Na avaliação da epidemiologista Carla Domingues, ex-coordenadora do PNI, houve também uma mudança no perfil dos pais das crianças que não estão sendo vacinadas agora. Apesar de terem sido vacinados na infância, os novos pais não têm a percepção de risco das doenças e acaba não priorizando a imunização.

— Os pais dessa nova geração de pais conheciam as doenças e sabiam o que era um caso grave de difteria, coqueluche. Então, toda vez que havia uma campanha de vacinação, levavam seus filhos porque não queriam que eles adoecessem, ficassem com sequelas e até morressem. Mas a nova geração não sabe o que são casos graves de sarampo, de pólio, e começa a achar que não é importante vacinar o filho. Por outro lado, vemos fake news o tempo todo nas redes sociais dizendo que vacinas fazem mal para a saúde, deixando os pais inseguros — argumenta a médica.

Ela também aponta dificuldades enfrentadas por pais que querem vacinar, mas não conseguem: como os horários reduzidos dos postos de vacinação, que fazem com que os pais precisem faltar um dia de trabalho para levar a criança para se imunizar — que em um cenário de crise financeira e alto desemprego deixa os responsáveis em uma situação de difícil escolha:

— A doença não está acontecendo mais, então a vacina acaba ficando em segundo plano, porque acaba sendo mais importante levar a comida para casa do que levar a criança para vacinar, já que não há um risco iminente.

Além disso, ainda há as dificuldades encontradas nos postos de saúde, como desabastecimento de vacinas e filas, que muitas vezes fazem as famílias perderem a oportunidade de colocar em dia o calendário vacinal, alerta a epidemiologista.

Na visão de Domingues, para que o Brasil volte a ter índices satisfatórios de vacinação é preciso que sejam analisados os problemas apresentados por cada estado, para que se desenvolva soluções individualizadas.
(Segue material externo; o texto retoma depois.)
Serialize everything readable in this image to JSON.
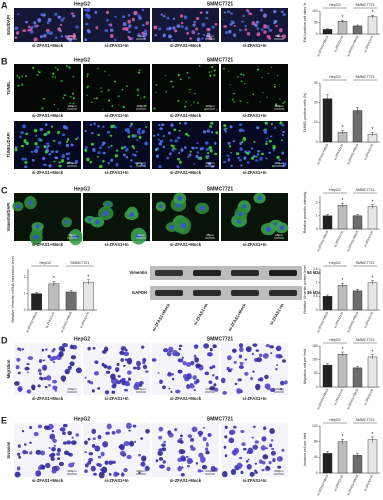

Mas, para isso, a especialista reforça que o PNI precisa voltar a ser uma prioridade de Estado, uma ação prioritária do SUS.

Cunha aponta que, para reverter o quadro de baixa vacinação, é preciso reforçar a comunicação oficial sobre a importância de estar com o calendário vacinal em dia. A SBIm está com a campanha #VacinarParaNãoVoltar (VPNV), cujo objetivo é criar uma rede de colaboração na qual cada setor da sociedade desempenha papel decisivo no enfrentamento das baixas taxas de cobertura vacinal. O projeto começou pelo Amapá e Paraíba, e se estenderá a todo o Brasil.